Auditing Bias

2025-02-26

folktables was introduced by Ding et al. (2021).

The folktables package allows you to download and neatly organize data from the American Community Survey’s Public Use Microdata Sample (PUMS). You can install it in your ml-0451 environment by running the following two commands in your terminal:

conda activate ml-0451
pip install folktables

You can learn more about the folktables package, including documentation and examples, on the package’s GitHub page.

In this blog post, you’ll fit a classifier using data from folktables and perform a bias audit for the algorithm.

1 Using folktables

The first thing to do is to download some data! Here’s an illustration of downloading a complete set of PUMS data for the state of Michigan.

from folktables import ACSDataSource, ACSEmployment, BasicProblem, adult_filter
import numpy as np

STATE = "MI"

data_source = ACSDataSource(survey_year='2018', 
                            horizon='1-Year', 
                            survey='person')

acs_data = data_source.get_data(states=[STATE], download=True)

acs_data.head()
RT SERIALNO DIVISION SPORDER PUMA REGION ST ADJINC PWGTP AGEP ... PWGTP71 PWGTP72 PWGTP73 PWGTP74 PWGTP75 PWGTP76 PWGTP77 PWGTP78 PWGTP79 PWGTP80
0 P 2018GQ0000064 3 1 2907 2 26 1013097 8 60 ... 9 0 12 9 11 9 0 9 10 12
1 P 2018GQ0000154 3 1 1200 2 26 1013097 92 20 ... 92 91 93 95 93 173 91 15 172 172
2 P 2018GQ0000158 3 1 2903 2 26 1013097 26 54 ... 26 52 3 25 25 28 28 50 51 25
3 P 2018GQ0000174 3 1 1801 2 26 1013097 86 20 ... 85 12 87 12 87 85 157 86 86 86
4 P 2018GQ0000212 3 1 2600 2 26 1013097 99 33 ... 98 96 98 95 174 175 96 95 179 97

5 rows × 286 columns

There are approximately 99,000 rows of PUMS data in this data frame. Each one corresponds to an individual citizen of the given STATE who filled out the 2018 edition of the PUMS survey. You’ll notice that there are a lot of columns. In the modeling tasks we’ll use here, we’re only going to focus on a relatively small number of features.
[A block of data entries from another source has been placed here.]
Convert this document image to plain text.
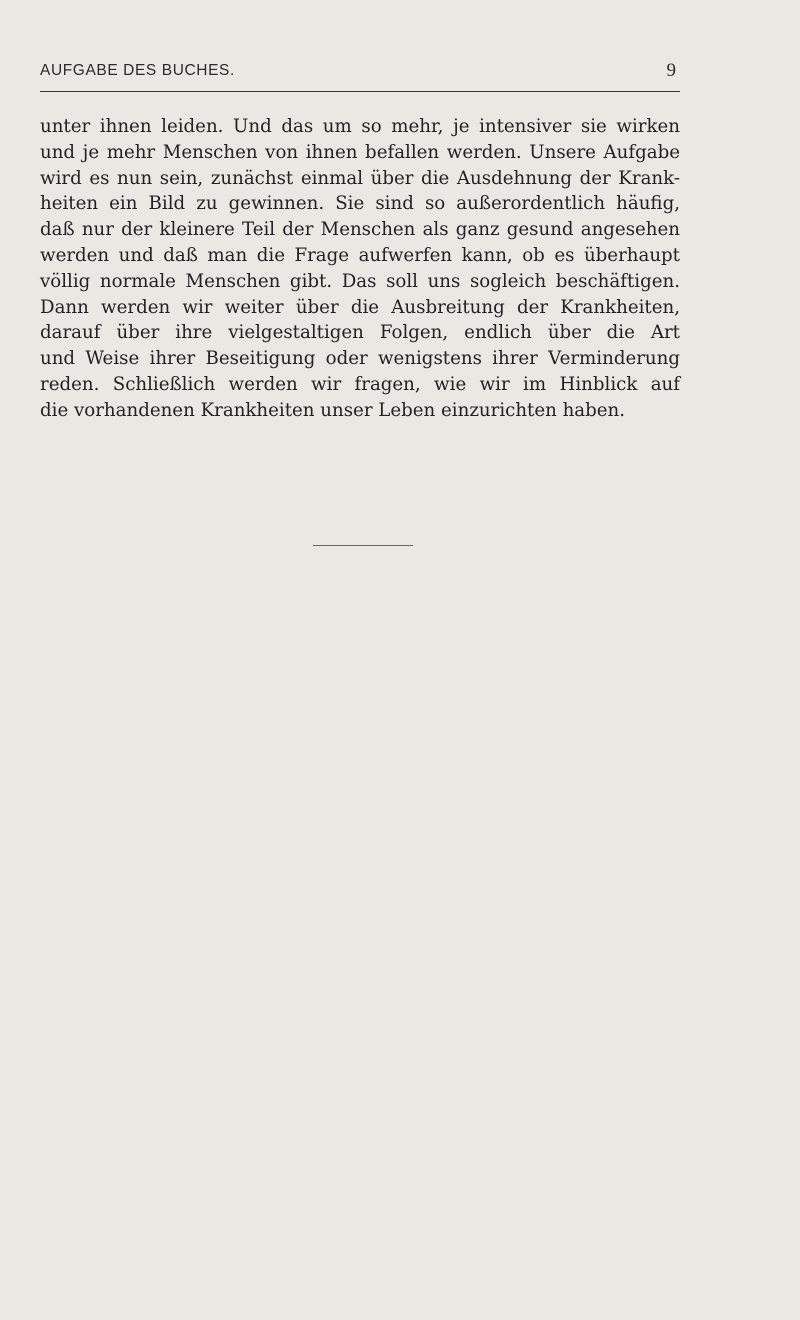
AUFGABE DES BUCHES.	9
unter ihnen leiden. Und das um so mehr, je intensiver sie wirken
und je mehr Menschen von ihnen befallen werden. Unsere Aufgabe
wird es nun sein, zunächst einmal über die Ausdehnung der Krank-
heiten ein Bild zu gewinnen. Sie sind so außerordentlich häufig,
daß nur der kleinere Teil der Menschen als ganz gesund angesehen
werden und daß man die Frage aufwerfen kann, ob es überhaupt
völlig normale Menschen gibt. Das soll uns sogleich beschäftigen.
Dann werden wir weiter über die Ausbreitung der Krankheiten,
darauf über ihre vielgestaltigen Folgen, endlich über die Art
und Weise ihrer Beseitigung oder wenigstens ihrer Verminderung
reden. Schließlich werden wir fragen, wie wir im Hinblick auf
die vorhandenen Krankheiten unser Leben einzurichten haben.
Here are all the possible features I suggest you use:

possible_features=['AGEP', 'SCHL', 'MAR', 'RELP', 'DIS', 'ESP', 'CIT', 'MIG', 'MIL', 'ANC', 'NATIVITY', 'DEAR', 'DEYE', 'DREM', 'SEX', 'RAC1P', 'ESR']
acs_data[possible_features].head()
AGEP SCHL MAR RELP DIS ESP CIT MIG MIL ANC NATIVITY DEAR DEYE DREM SEX RAC1P ESR
0 60 15.0 5 17 1 NaN 1 1.0 4.0 1 1 2 2 1.0 1 2 6.0
1 20 19.0 5 17 2 NaN 1 1.0 4.0 2 1 2 2 2.0 2 1 6.0
2 54 18.0 3 16 1 NaN 1 1.0 4.0 4 1 2 2 1.0 1 1 6.0
3 20 18.0 5 17 2 NaN 1 1.0 4.0 4 1 2 2 2.0 1 1 6.0
4 33 18.0 5 16 2 NaN 1 3.0 4.0 2 1 2 2 2.0 1 1 6.0

For documentation on what these features mean, you can consult the appendix of the paper that introduced the package.

For a few examples:

  • ESR is employment status (1 if employed, 0 if not)
  • RAC1P is race (1 for White Alone, 2 for Black/African American alone, 3 and above for other self-identified racial groups)
  • SEX is binary sex (1 for male, 2 for female)
  • DEAR, DEYE, and DREM relate to certain disability statuses.

Let’s consider the following task: we are going to

  1. Train a machine learning algorithm to predict whether someone is currently employed, based on their other attributes not including race, and
  2. Perform a bias audit of our algorithm to determine whether it displays racial bias.

First, let’s subset the features we want to use:

features_to_use = [f for f in possible_features if f not in ["ESR", "RAC1P"]]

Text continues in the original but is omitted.